JESSICA: Yes. I think we were the last show to perform there when it was still the Allen Room. John [Pizzarelli] and I have been introducing more songs of the '60s and '70s into our shows at the Carlyle. For about the past five years, I would occasionally throw a Joni Mitchell song into there to see what would happen -- and, inevitably, people would come up to me afterwards and say, "Thank you for singing Joni." I realized that we probably had enough of her songs to put a show together, so that's what we did. Our daughter Madeleine performed at the American Songbook show, and she'll be at NJPAC as well.
STARS: I'm not sure about Joni's current health status, but I know it's not good. Do you have any more information you can share?
JESSICA: I don't. I don't have any inside track to Joni Michell, other than the fact that I've loved her so dearly since I was 16 or 17.
STARS: Have you ever met or spoken with her?
JESSICA: No. She's, like, the one person I've loved assiduously that I have not gotten to meet. But last year, Larry Goldings played the Joni show -- he's an incredible piano player -- and then he had to go play at a private party at David Geffen's in L.A., so he got on a plane the next day. He walked in the door at David Geffen's, and Joni was there. She was the first person he saw. Larry said, "Oh, my God, I just played a concert of your songs in New York last night." She said, "Oh, really? What was in it?" He said, "Here, I still have the Playbill in my pocket." That was my only six degrees of Joni moment.

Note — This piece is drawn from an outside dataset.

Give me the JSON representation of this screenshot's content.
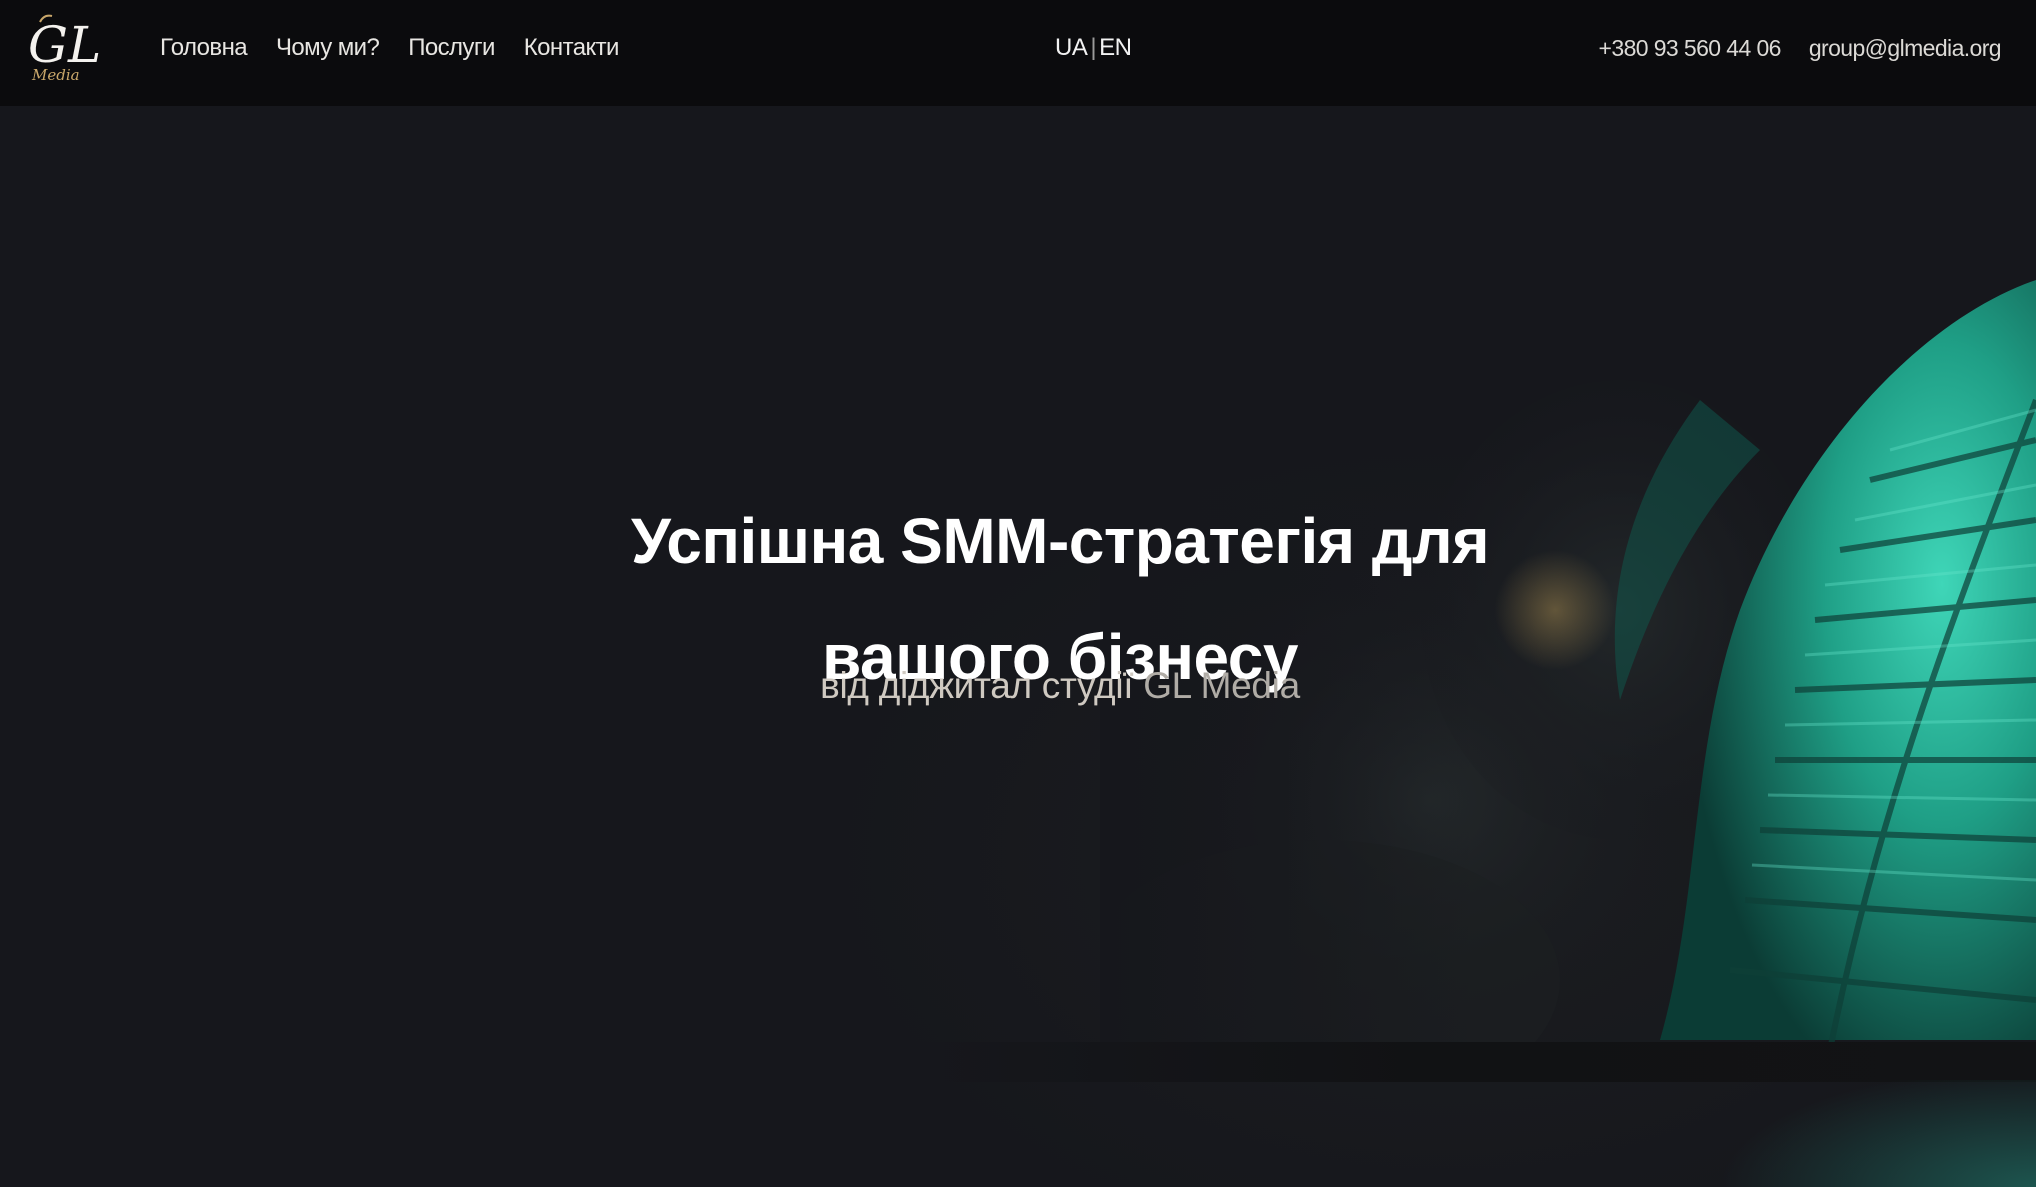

STARS: When you do the show with Jonathan Schwartz at NJPAC, will he talk with you between songs?
JESSICA: No, I think he's going to let me do my thing and then we'll sit down and talk, which is basically what we did at the BAM show.
STARS: You've worked at NJPAC before. Have you performed in both the concert hall and the smaller space, the Victoria Theater?
JESSICA: I did my own show in the smaller space. Then, a few years ago, I got a call from them on a Friday around 5:00, saying that Barbara Cook was sick and couldn't go on for her concert in the big hall that night. My husband was playing for her, so they called me and said, "Can you do this?" I said, "Yes, but I hope everybody doesn't go running out of the building." I literally threw my makeup and a dress in a bag, got in a car, and got there with, like, 15 minutes to spare. We didn't even have time for a sound check. Not a lot of people stayed, but we had a great time, and it was fun for me to pretend to be Barbara Cook for a night.
STARS: But, presumably, you didn't do her song stack...?
JESSICA: Well, we did a bunch of Sondheim!
STARS: Do you think Joni Mitchell would be a good subject for a bio-musical on stage or on screen?
JESSICA: It's so funny you should say that. I just had dinner the other night with a woman who's the head of Sony music. She's commercially developing films of songbooks. I told her, "To me, Joni would be great for that, because what appeals to me about her songs is that they're all like little short stories or one-act plays.
STARS: Good point. Maybe her songs could be the basis of a dance musical, one of those Twyla Tharp-type shows.
JESSICA: Honestly! It must be in the ether, because we were just talking about it.